Steele retrieves his shirt and slips it on, buttoning it swiftly. “Who?” he asks worriedly.
Before I can answer, a cold wind tears through the room, setting all the papered artwork to the wind as it extinguishesevery candle and the hearth’s flame. The air is wicked from my lungs as the gilded mirror cracks, the fractured surface emitting the shadowy figure of my father, the king. His twisted, half-mad face emerges from the frame, stepping down from whatever nefarious plane he whisked himself to. The wicked smile splits his face, and his eyes glow unnaturally.
“My little beast,” he sneers, his voice dripping with venom. "I see you’ve found a new companion to toy with."
Again, the rage returns with a vengeance, and I spring to my feet, positioning myself between my father and Steele. “You should’ve stayed in whatever pit you crawled into.”
A laugh ricochets outward from the king’s twisted mouth, reverberating like swords clashing. “And miss seeing how far you’ve fallen? No daughter. I’ve come to finish what I started.”
The air grows oppressive, and Steele struggles to stand as my father begins an incantation.
A snarl bubbling up from the deepest depths shakes me to my marrow as I rush at him, colliding with air that sends me sprawling into the wall, the breath shoved out of me as I land hard on my shoulder.
"You’ve wasted your time clinging to your humanity," the king taunts me as I struggle to stand. "You could have embraced your beastly nature and ruled this forest. Instead, you linger in shame, waiting for someone to love a monster."
“You want to talk about monsters?” Steele snipes, his voice surging with rage; the veins on his neck bulge out unnaturally as though he has a beast within himself. “She’s more human than you’ll ever be.”
The king narrows his eyes at Steele. "And you. The fool who thinks he can save her.”

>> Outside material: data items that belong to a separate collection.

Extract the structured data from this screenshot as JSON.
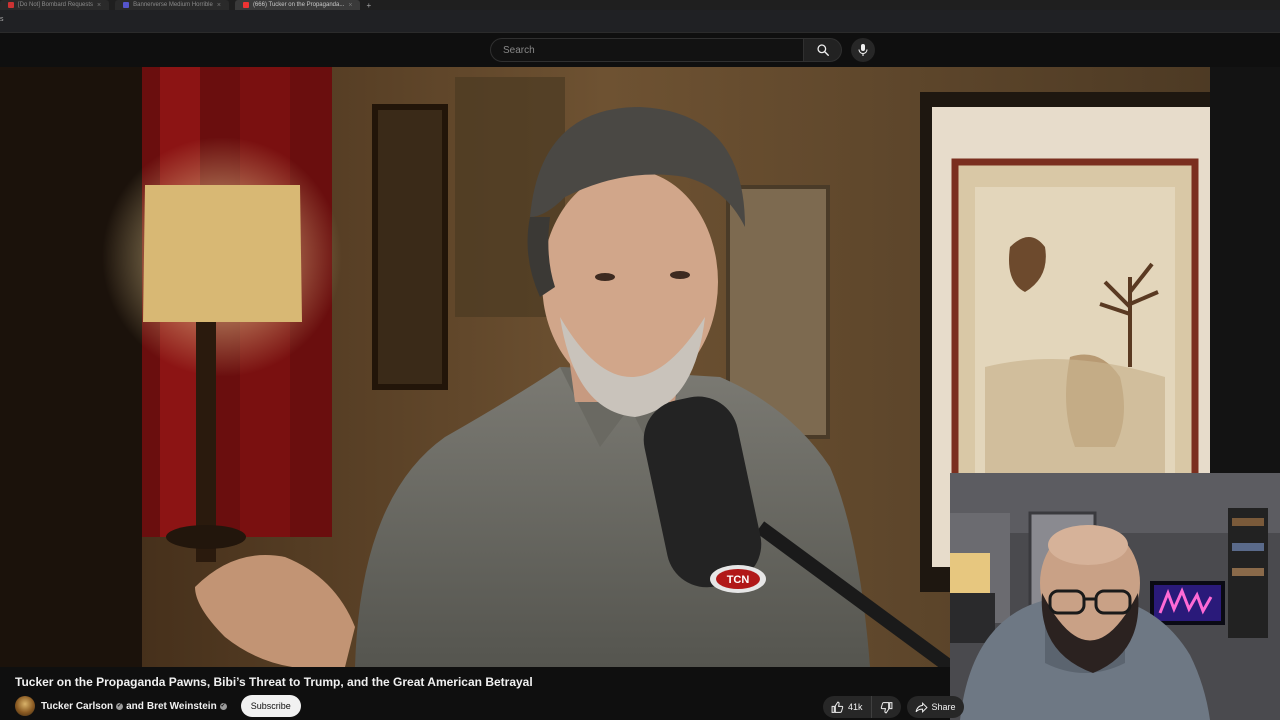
{
  "browser": {
    "tabs": [
      {
        "label": "[Do Not] Bombard Requests",
        "active": false,
        "color": "#c33"
      },
      {
        "label": "Bannerverse Medium Horrible",
        "active": false,
        "color": "#55c"
      },
      {
        "label": "(666) Tucker on the Propaganda...",
        "active": true,
        "color": "#e33"
      }
    ],
    "new_tab_glyph": "+",
    "close_glyph": "×"
  },
  "header": {
    "search_placeholder": "Search",
    "search_icon": "search-icon",
    "mic_icon": "mic-icon"
  },
  "video": {
    "mic_badge": "TCN"
  },
  "info": {
    "title": "Tucker on the Propaganda Pawns, Bibi’s Threat to Trump, and the Great American Betrayal",
    "channel_primary": "Tucker Carlson",
    "channel_joiner": "and",
    "channel_secondary": "Bret Weinstein",
    "subscribe_label": "Subscribe",
    "like_count": "41k",
    "share_label": "Share"
  },
  "colors": {
    "background": "#0f0f0f",
    "text": "#f1f1f1",
    "pill": "#272727",
    "subscribe_bg": "#f1f1f1"
  }
}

My father raises his hands, dark magic swirling toward Steele.
I know that magick.
I’ve suffered its fate for centuries.
The roar I let loose could dislodge the mountains as I lunge forward, diving into the space between the king and Steele. The magick slams into me like a collision, and my monstrous form grows larger, more feral, as I absorb the full brunt of the curse.
“Reverie! What did you do?” Steele shouts from the floor, having fallen with the collision of magick.
“I won’t let him hurt anyone else,” I growl, my voice distorted, but desperation fuels my conviction.
I fully embrace my monstrous form and charge for my father again, my claws ripping through his skin like butter. Four slash marks tear through his clothes and flay his skin wide open, blood dripping onto the floor. The king falters but doesn’t yield, his laughter echoing ominously.
"You can’t fight what you are," he hisses, his mouth weeping more of the crimson color, blood painting his teeth red.
“I’m both the beast and the maiden,” I spit venomously. “I’m strong and fierce and will murder those who hurt others. But I’m not what you made me. I made myself and chose to wear my trauma like war paint. The past does not define me. While it may weave painful stitches in the fabric of my being, it’s only holding space for the rest of my patches that now make up the present future.”
As I speak, the magick floating around us begins to swirl. My body sinks to my average height, the fur disperses into my skin, and my clothes morph back into the size that fits my body.
Orange, red, and yellow sparkles leave me and swirl into my father, freezing him where he stands. The king lets out a roar of frustration as his form begins to dissolve. Piece by piece, he joins the sparkling air like a sand statue in a wind storm.
“You think you can save yourself?” he sneers as his hands disappear. “You’ll never escape what I made you.”
A snow globe appears in my hands, empty at first, yet as the orange swirling air desiccates him, it shifts its stream into the globe and reassembles him within the glass dome. “You can never hurt me again, nor anyone else. For I curse you for eternity to be who you are. You’re the monster. And you’ll live forever in isolation with nothing to keep you company but your selfish, sadistic thoughts. And then, you’ll devour your own soul into nothingness, and nobody nowhere will remember you even existed.”
The king moves to say something, but the dissolve has reached his face. He withers into the globe, where nothing and no one can ever hear him again.
I collapse from the sheer exhaustion of working with unfamiliar magick.
Steele rushes over to me, pulling me into his embrace.
“You did it,” he coos, cupping my face. “You beat your curse.”
“We did it,” I tell him, looking up into his campfire eyes. “You saw the beauty within the beast. It was because of you that I was able to see the real me, who is both. Equal parts beast and beauty.”
My breaths abandon me as he kisses me in his arms.
“I saw you from the very first meet in your garden. Your beast has always been becoming on you.”